We are seeing a goodly number of large crowds gathering in our big cities lately. There are crowds protesting the state of the economy and the plight of the poor in this nation.  These are crowds looking for answers, for relief, for justice.  Long ago a crowd followed Jesus up a mountain.  They followed him because he was the answer to their physical ills and the hunger of their souls.  But Jesus was also concerned about their physical sustenance.  He cared that they had food to eat while they were on this pilgrimage.
Jesus still cares about our bodies, what we eat, what we drink, what we put on.  On that day there seemed to be a lack of food for a crowd of that size.  And there we meet two disciples who have two different approaches to the problem:
They are Philip and Andrew.  Philip’s approach was practical but faithless: “Six months’ wages would not buy enough bread for each of them to get a little.”  Don’t we often feel that way when confronted with the staggering realities of world poverty and need?   In our own strength and our own resources there is little hope to feed this hungry world.  We sometimes get so overwhelmed that we just want to say it is impossible and give up.
Then there is Andrew.  Equally aware of the enormity of the need he looks around for an answer anyway.  He locates a humble lunch that a boy was willing to donate.  He admits it is not much to offer given the need, he offers it anyway.   We can be like Philip and throw our hands up in despair or we can also be like Andrew and do something, even a small thing.  That small thing made all the difference in world because from it the miracle of the multiplication of the loaves and fishes came to be.
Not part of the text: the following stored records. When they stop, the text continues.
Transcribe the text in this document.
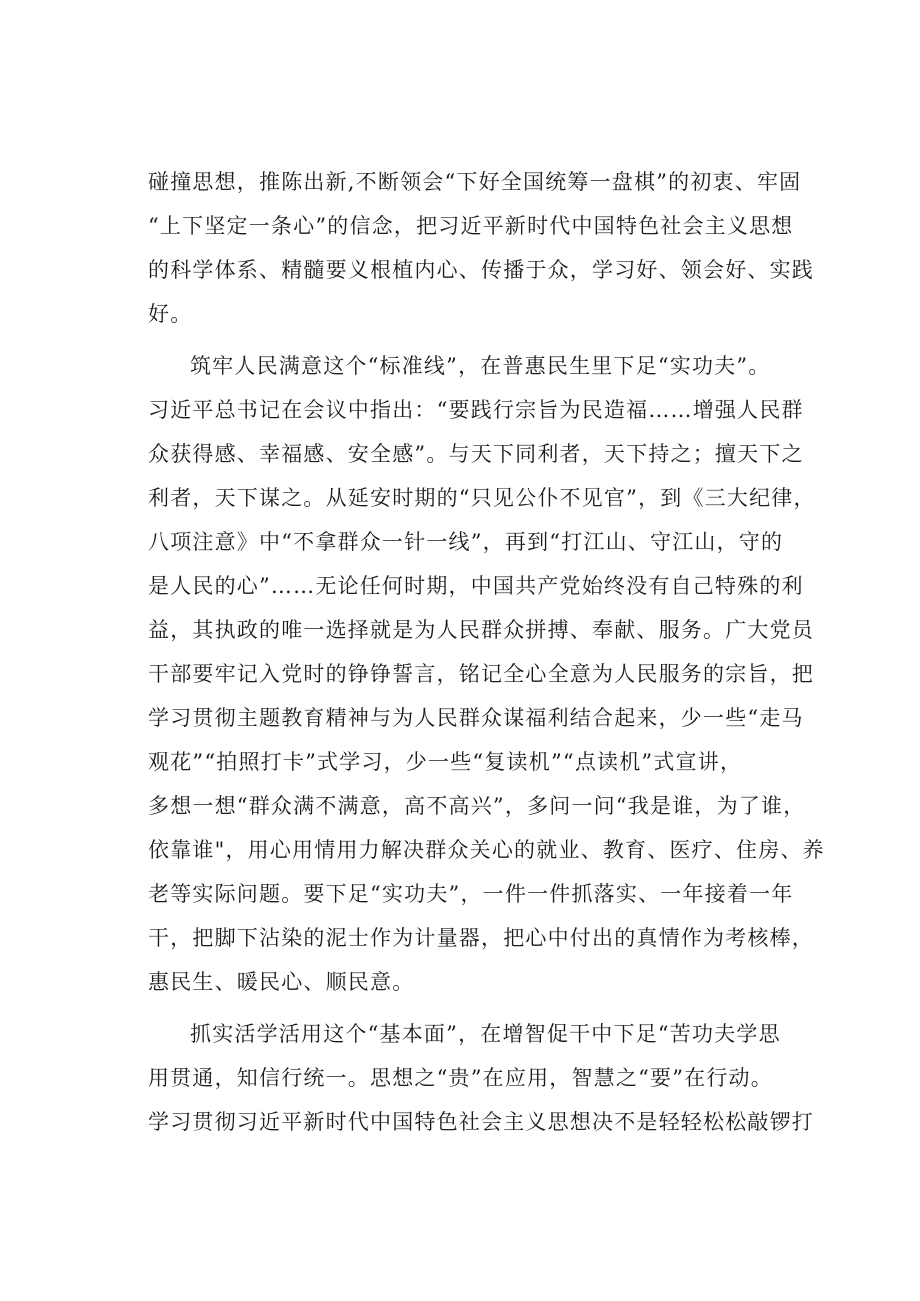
碰撞思想，推陈出新,不断领会“下好全国统筹一盘棋”的初衷、牢固
“上下坚定一条心”的信念，把习近平新时代中国特色社会主义思想
的科学体系、精髓要义根植内心、传播于众，学习好、领会好、实践
好。
筑牢人民满意这个“标准线”，在普惠民生里下足“实功夫”。
习近平总书记在会议中指出：“要践行宗旨为民造福……增强人民群
众获得感、幸福感、安全感”。与天下同利者，天下持之；擅天下之
利者，天下谋之。从延安时期的“只见公仆不见官”，到《三大纪律，
八项注意》中“不拿群众一针一线”，再到“打江山、守江山，守的
是人民的心”……无论任何时期，中国共产党始终没有自己特殊的利
益，其执政的唯一选择就是为人民群众拼搏、奉献、服务。广大党员
干部要牢记入党时的铮铮誓言，铭记全心全意为人民服务的宗旨，把
学习贯彻主题教育精神与为人民群众谋福利结合起来，少一些“走马
观花”“拍照打卡”式学习，少一些“复读机”“点读机”式宣讲，
多想一想“群众满不满意，高不高兴”，多问一问“我是谁，为了谁，
依靠谁"，用心用情用力解决群众关心的就业、教育、医疗、住房、养
老等实际问题。要下足“实功夫”，一件一件抓落实、一年接着一年
干，把脚下沾染的泥士作为计量器，把心中付出的真情作为考核棒，
惠民生、暖民心、顺民意。
抓实活学活用这个“基本面”，在增智促干中下足“苦功夫学思
用贯通，知信行统一。思想之“贵”在应用，智慧之“要”在行动。
学习贯彻习近平新时代中国特色社会主义思想决不是轻轻松松敲锣打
This miracle is so central to the truth of the gospel that it is the only miracle that is recorded in all 4. 
The text says that Jesus asked Philip where he would find bread for the crowd because he was testing him.  Jesus knew what he was going to do.  Still today Jesus knows what he is going to do.  He is going to use the likes of Andrew in this world who offer what they can to turn the world upside down and care for the needs of the poor. 
So you don’t have to have all the answers…just lunch…just lunch and Jesus will do the rest.  What do you have in your hand that you can offer to God to take and break and bless and multiply for the use of the kingdom?  Habitat for Humanity was begun in 1976 with a couple with a tool box and a truck and God did the rest.  Michelangelo had a cast-off piece of marble that he got from a dump and God used that humble stone to create the famous statue of King David.  God will take whatever you have to offer him to bless and feed a hungry world. 
Be an Andrew.  It is how the kingdom of God works here on earth!

1 comment:

  1. Bèen blessed by the teaching. Thanks Bishop, may God continue to use you.